We also have Simon Delivers, which is a complete grocery store, you order online, and they deliver your groceries. I have done that once, but I’m too cheap in general.
There was one outside a grocer’s/catering business in my home town in central NJ in the 1960s. Even then it wasn’t common, though. I remember my uncle saying that he was going out to buy a quart of milk in the convenience store-less early 1960s, well after the closing hours of supermarkets (which weren’t within walking distance, anyway), and wondering what he was talking about. And we walked a block and a half to an outdoor vending machine. I thought it was great! But it was the only one I knew of – every other milk vending machine in town was indoors.
Oberweiss Dairy still makes milk deliveries in the Chicago area. Their product line includes, besides the expected dairy products, pizza, meats, and pies.
when I was a kid in the 60s, we had milk delivered to our home.
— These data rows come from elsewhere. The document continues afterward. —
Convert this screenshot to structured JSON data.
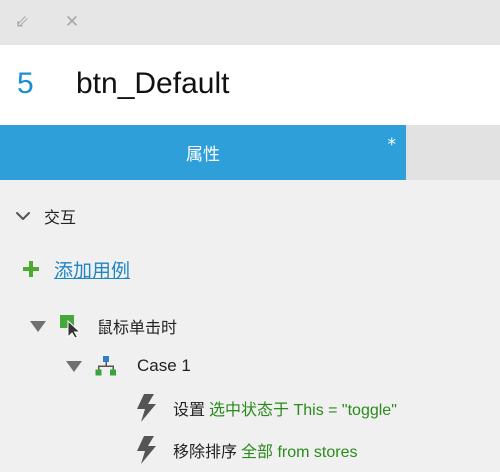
{
  "window": {
    "icons": [
      "shrink-icon",
      "close-icon"
    ],
    "shrink_glyph": "⇙",
    "close_glyph": "✕"
  },
  "widget": {
    "number": "5",
    "name": "btn_Default"
  },
  "tabs": {
    "active_label": "属性",
    "modified_marker": "*"
  },
  "interactions": {
    "section_label": "交互",
    "add_case_label": "添加用例",
    "event": {
      "label": "鼠标单击时"
    },
    "case": {
      "label": "Case 1"
    },
    "actions": [
      {
        "verb": "设置",
        "detail": "选中状态于 This = \"toggle\""
      },
      {
        "verb": "移除排序",
        "detail": "全部 from stores"
      }
    ]
  },
  "colors": {
    "accent": "#2e9fd9",
    "link": "#1f86c2",
    "widget_number": "#1a8fd0",
    "action_detail": "#2a8a1c",
    "add_icon": "#4caa2e"
  }
}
The milkmen left it in an insulated milkbox, about a fot by a foot. You could get chocolate milk and orange drink and other stuff from them as well.
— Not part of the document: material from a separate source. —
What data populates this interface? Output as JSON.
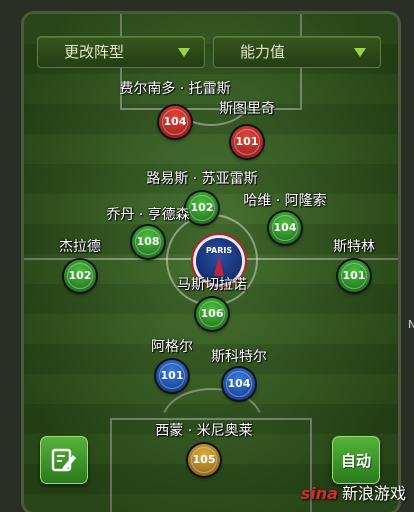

We stopped using them not because of the greater availability from convenience stores (expensive) and 24 hour supermarkets (you still had to go out for the milk), but because they started leaving the milk late at night instead of early in the morning, and by the time you got to it 9even with the insulated box) it was starting to go bad.
I’ve seen milk-vending machines before, but never year-round-outdoor ones. In Maine, they lay fallow (no, that isn’t the right phrase, thanks for asking) six months of the year because once milk freezes, it’s just plain awful, even for cooking. The machine in the OP’s picture doesn’t look as if it’s big enough to hold much milk and keep it cool in the summer and keep it from freezing in the winter. Especially if it came (as it looks) dispensed in glass bottles, which I’ve never seen in an outdoor dispenser.
If you enter “outdoor milk vending machines” on as search engine you’ll get quite a few hits. Here’s one:
http://www.milkdelivers.org/vending/equipment.cfm
I can’t access the one that talks about its instaled heater (presumably for winter). They brag about cooling, and safeguards to prevent selling past the expiration date.
I’m not sure a picture of Austin Powers is going to do any good, though.
This was nothing like those, though. The milk machines in Buffalo didn’t dispense awesome!!!1!! single servings of X-TREME!!!1!!one!! chocolate milk; these were boring quart cartons from a local dairy. You dropped quarters into a coin slot, pushed hard on a lever, and a quart would drop into a tray covered by a heavy insulated door. The machines looked primitive and utilitarian, nothing like the vending machines of the 1970s and 1980s. They were almost never set up alonside pop/soda vending machines; they stood alone, either next to a corner store, or a house that straddled a streetcorner.
I have never seen a milk machine, I grew up in PA.
I was wondering this the other day. We had home delivery at least into the 70s, but I have not seen it in years. I was watching Dead Like Me and the milk guy bought it in one of the episodes and I thought that it was unlikely because they simply don’t deliver milk anymore.
Neither did the one I spoke of in post #6 – tyhat was drab army green with a slot for the coins and a space where the milk came out. I just wanted to show that there still are such beasts even today, although I admit I haven’t seen one outdoors.
There were several outdoor milk vending machines, in the city of Kenosha, Wisconsin, when I was growing up…The cost was 50 cents (2 quarters only) for a half gallon waxed carton. These machines were in place, through out the 1960’s, and all disappeared around 1973.
There was one in my hometown (1000 people in southern MN) during the 1960’s. not sure when it went away. We had home delivery of milk, and if we ran out between deliveries, one of us was sent down to the ‘iron cow’ to pick up a half-gallon carton. I remember occasionally getting a frozen container, probably in the winter (although I couldn’t swear to that).